Reviews

Rose Bernd

When does a newly translated revival become a different play altogether? Does it matter if what we’re seeing as the work of Gerhart Hauptmann – in this case a play written in 1903 about a claustrophobic rustic community – bears little resemblance to the original?

Perhaps these questions become less urgent if the original is virtually forgotten, or perhaps capturing its essence is even more vital. Few in the Arcola’s audience (including me) will have much to compare with Gari Jones’ production of the second in the Last Waltz Season of turn-of-the-20th century German classics, so it may be that some of us are undeservedly consigning Rose Bernd to the second division. Dennis Kelly, who has written this new version, admits to “manipulating the text to suit my own purposes instead of Hauptmann’s” and directs anyone disappointed to seek out the original.

Kelly – a young writer who has already had some success with his play Debris and is Paines Plough’s associate playwright – has certainly blown away the century-old dust. The problem is that the play now seems to be in limbo.

In an introduction to this new edition, Mark Rosenblatt, artistic director of Dumbfounded Theatre, which has mounted the season with the Oxford Stage Company, writes that he sees no point in transferring rural Silesia to “ooh-aar Somerset” as one early translator did. Quite so. No one would advocate introducing ersatz olde worlde charm or Archers-style comedy into this brutal tale, but there’s now scant sense of a closed peasant community. Villagers speak with the accents of many different regions, all-important class differences are blurred and the repressive power of religion is dissipated as characters drop “Jesus Christ” into their conversation passim.

Poor Rose looks doomed from the first moment when she emerges giggling from the long grass under a cherry tree having enjoyed a sexual encounter with her older, married lover, the local landowner and magistrate, Christoph Flamm. Pleasure of this kind has to be paid for, but first, pregnant, she promises to marry boring but well-off and God-fearing August Keil. Streckmann, the jealous, blackmailing engineer is keen to stir up trouble, however. There’s a fight (cue sprays of water hitting the second row as Keil loses an eye) which leads to a court case during which Rose, questioned about her character, commits perjury and later aborts her child.
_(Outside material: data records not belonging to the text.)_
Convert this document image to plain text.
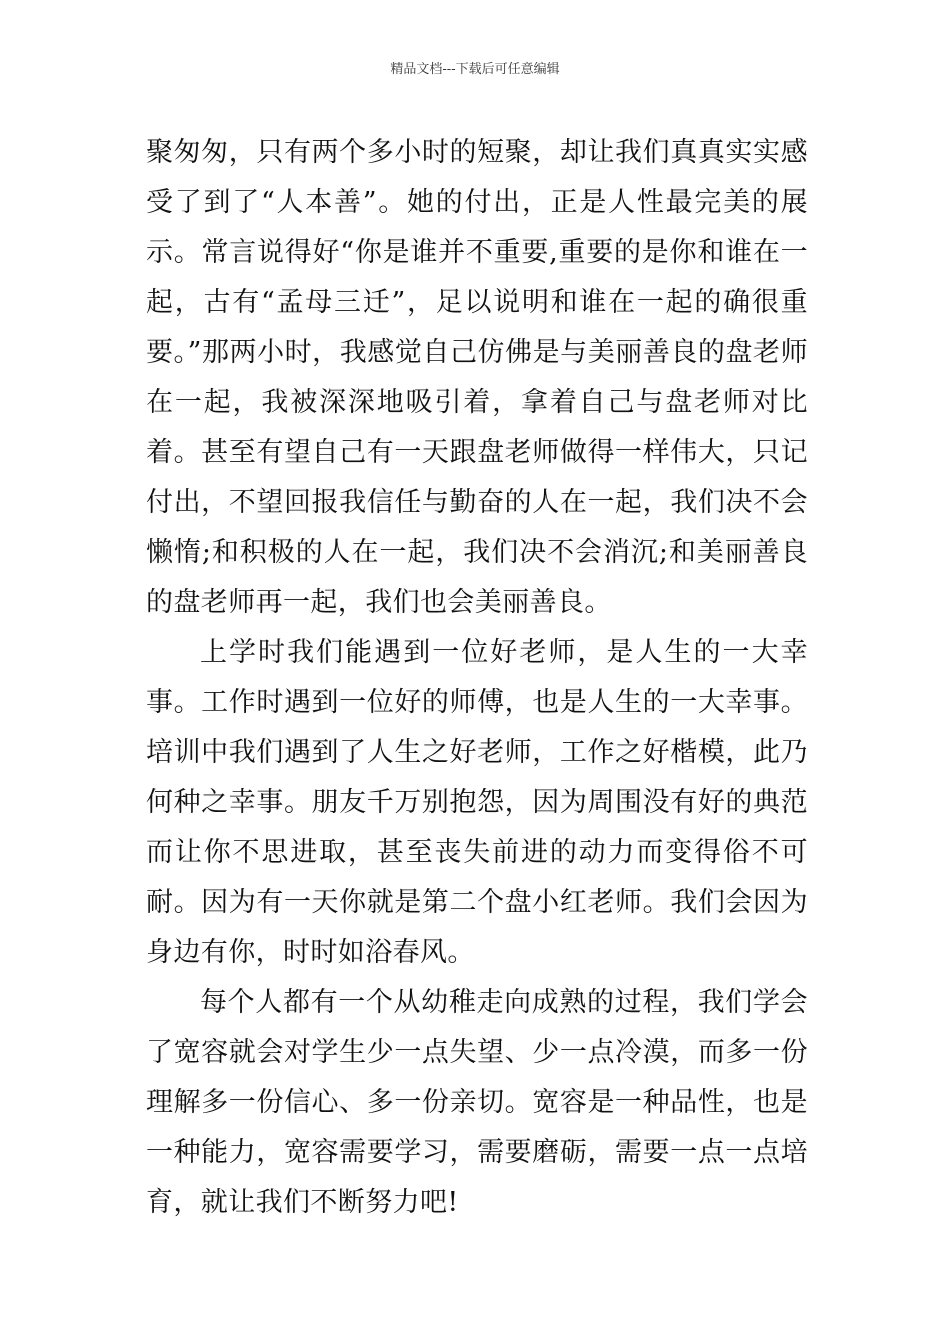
精品文档---下载后可任意编辑

聚匆匆，只有两个多小时的短聚，却让我们真真实实感受了到了“人本善”。她的付出，正是人性最完美的展示。常言说得好“你是谁并不重要,重要的是你和谁在一起，古有“孟母三迁”，足以说明和谁在一起的确很重要。”那两小时，我感觉自己仿佛是与美丽善良的盘老师在一起，我被深深地吸引着，拿着自己与盘老师对比着。甚至有望自己有一天跟盘老师做得一样伟大，只记付出，不望回报我信任与勤奋的人在一起，我们决不会懒惰;和积极的人在一起，我们决不会消沉;和美丽善良的盘老师再一起，我们也会美丽善良。

上学时我们能遇到一位好老师，是人生的一大幸事。工作时遇到一位好的师傅，也是人生的一大幸事。培训中我们遇到了人生之好老师，工作之好楷模，此乃何种之幸事。朋友千万别抱怨，因为周围没有好的典范而让你不思进取，甚至丧失前进的动力而变得俗不可耐。因为有一天你就是第二个盘小红老师。我们会因为身边有你，时时如浴春风。

每个人都有一个从幼稚走向成熟的过程，我们学会了宽容就会对学生少一点失望、少一点冷漠，而多一份理解多一份信心、多一份亲切。宽容是一种品性，也是一种能力，宽容需要学习，需要磨砺，需要一点一点培育，就让我们不断努力吧!
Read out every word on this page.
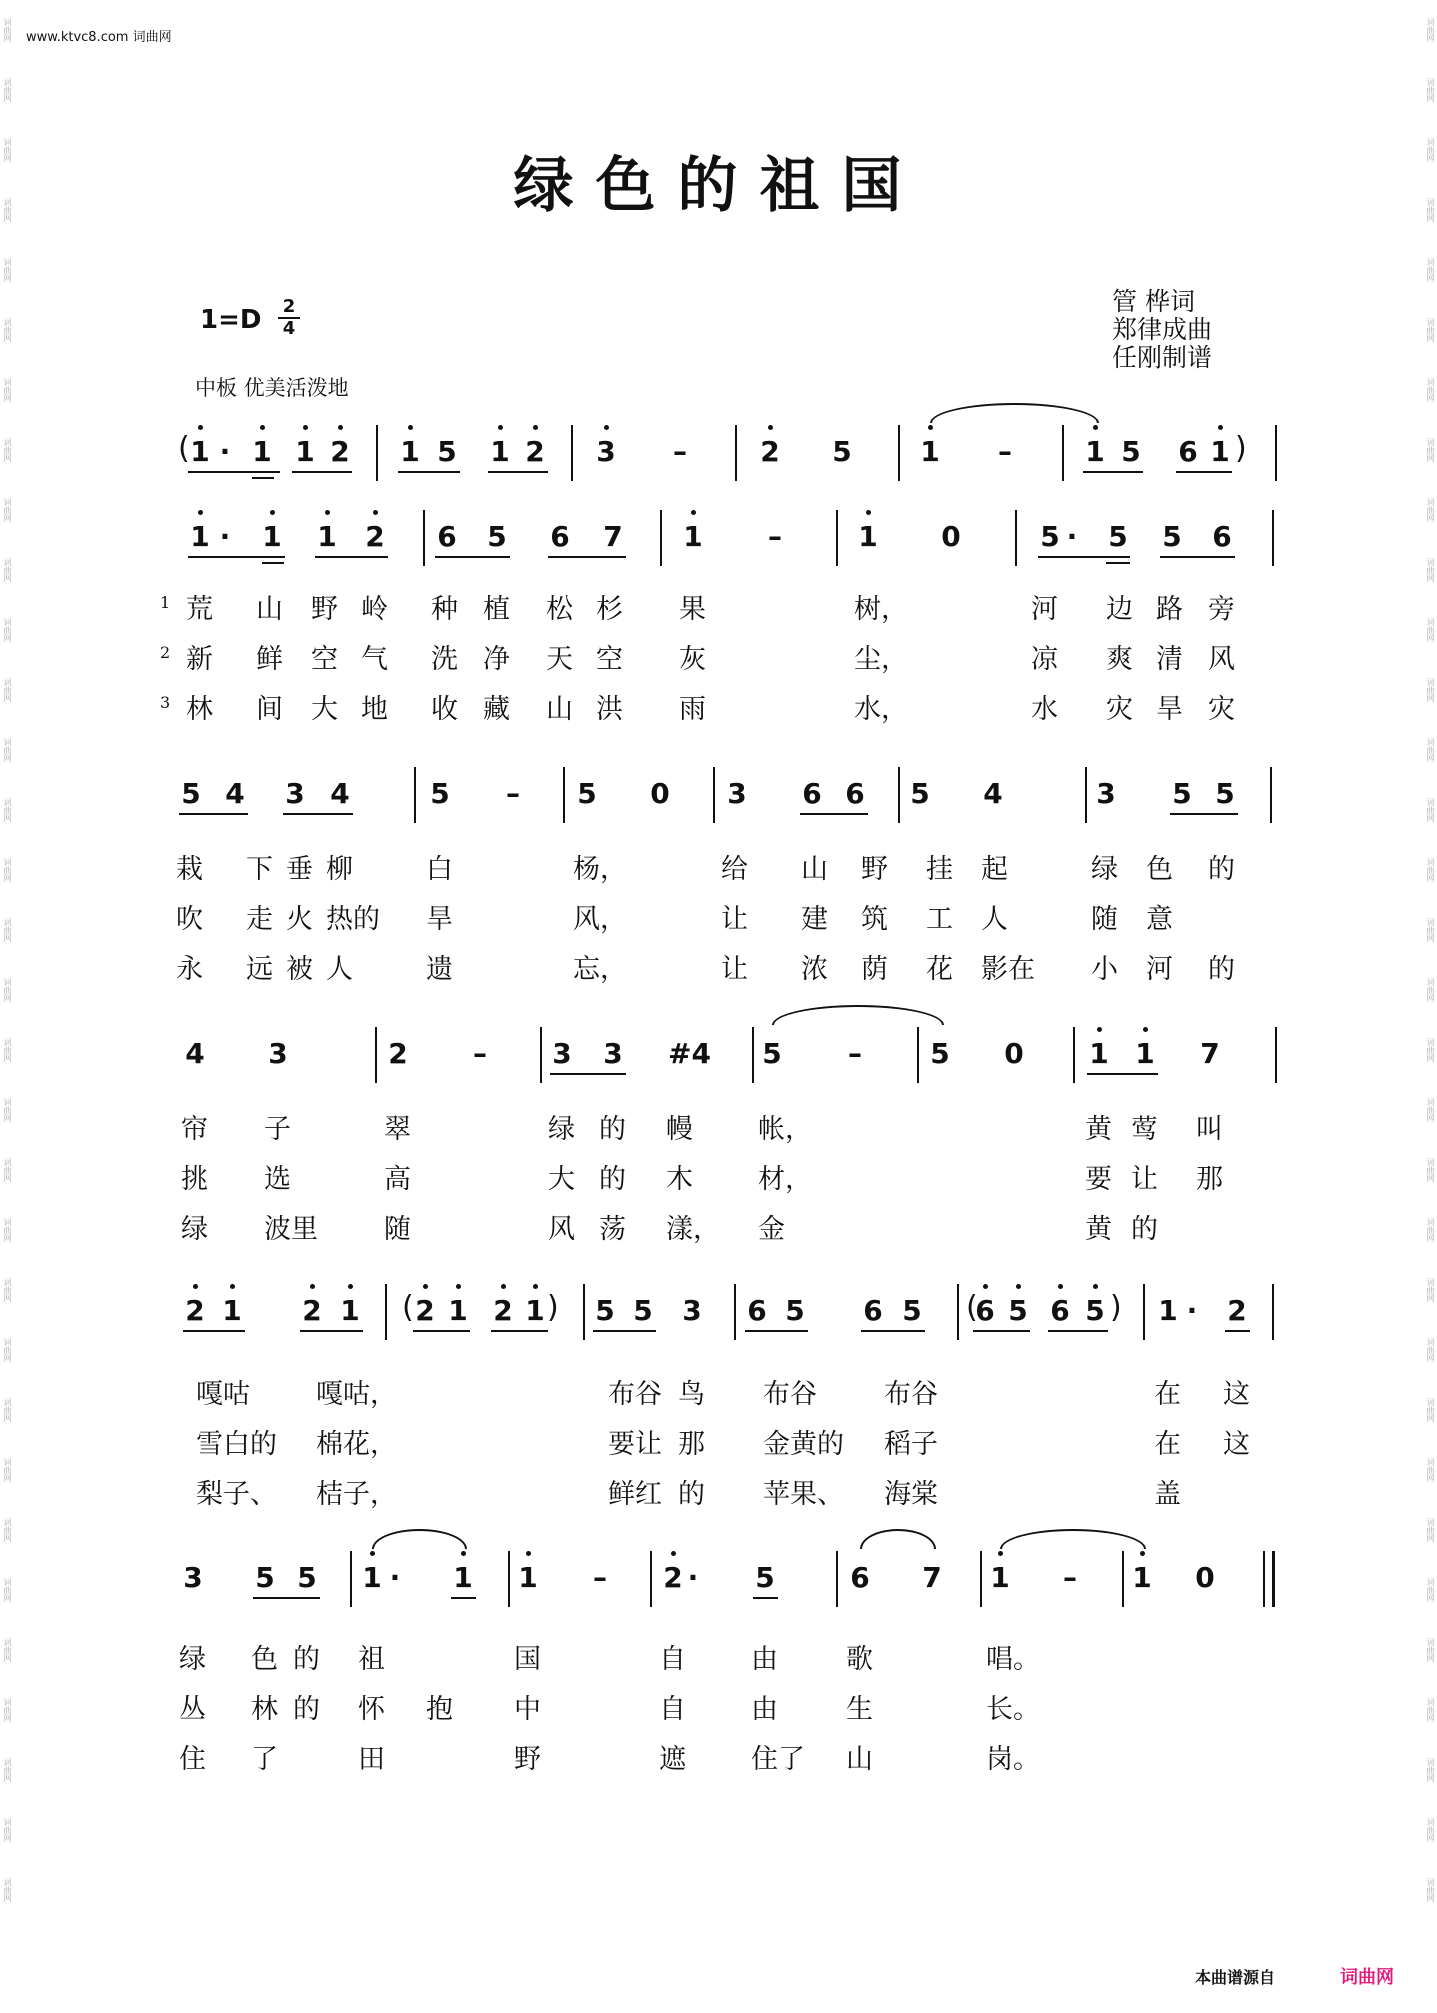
www.ktvc8.com 词曲网
词曲网
词曲网
词曲网
词曲网
词曲网
词曲网
词曲网
词曲网
词曲网
词曲网
词曲网
词曲网
词曲网
词曲网
词曲网
词曲网
词曲网
词曲网
词曲网
词曲网
词曲网
词曲网
词曲网
词曲网
词曲网
词曲网
词曲网
词曲网
词曲网
词曲网
词曲网
词曲网
词曲网
词曲网
词曲网
词曲网
词曲网
词曲网
词曲网
词曲网
词曲网
词曲网
词曲网
词曲网
词曲网
词曲网
词曲网
词曲网
词曲网
词曲网
词曲网
词曲网
词曲网
词曲网
词曲网
词曲网
词曲网
词曲网
词曲网
词曲网
词曲网
词曲网
词曲网
词曲网
绿色的祖国
1=D 2
4
中板 优美活泼地
管 桦词
郑律成曲
任刚制谱
( 1 · 1 1 2 1 5 1 2 3 –	2 5 1 –	1 5 6 1 )
1 · 1 1 2 6 5 6 7 1 –	1 0	5 · 5 5 6
5 4 3 4	5 – 5 0 3 6 6 5 4	3 5 5
4 3	2 – 3 3 #4 5 – 5 0 1 1 7
2 1 2 1 ( 2 1 2 1 ) 5 5 3 6 5 6 5 (
6 5 6 5 ) 1 · 2
3 5 5 1 · 1 1 – 2 · 5	6 7 1 – 1 0
1 荒 山 野 岭 种 植 松 杉 果	树，	河 边 路 旁
2 新 鲜 空 气 洗 净 天 空 灰	尘，	凉 爽 清 风
3 林 间 大 地 收 藏 山 洪 雨	水，	水 灾 旱 灾
栽 下 垂 柳	白	杨，	给 山 野 挂 起	绿 色 的
吹 走 火 热的 旱	风，	让 建 筑 工 人	随 意
永 远 被 人	遗	忘，	让 浓 荫 花 影在 小 河 的
帘 子	翠	绿 的 幔 帐，	黄 莺 叫
挑 选	高	大 的 木 材，	要 让 那
绿 波里 随	风 荡 漾， 金	黄 的
嘎咕 嘎咕，	布谷 鸟 布谷 布谷	在 这
雪白的 棉花，	要让 那 金黄的 稻子	在 这
梨子、 桔子，	鲜红 的 苹果、 海棠	盖
绿 色 的 祖	国	自 由	歌	唱。
丛 林 的 怀 抱 中	自 由	生	长。
住 了	田	野	遮 住了 山	岗。
本曲谱源自	词曲网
Set loose in a world where attitudes are not clearly differentiated from ours, the characters are difficult to pin down. Rose (Caroline Hayes radiating passion and determination) is certainly tragic, but, in these circumstances, her lying in court seems the result of stupidity rather than social pressure. August Keil (sincerely played by Roger Evans) comes over as merely a figure of fun, but one suspects there may be more to him than that.

The set (designed by Jon Bausor), although attractive and well-suited to the space, opens up the action so that Flamm’s drawng room abuts the workers’ fields and dilution of the claustrophobic social norms is complete.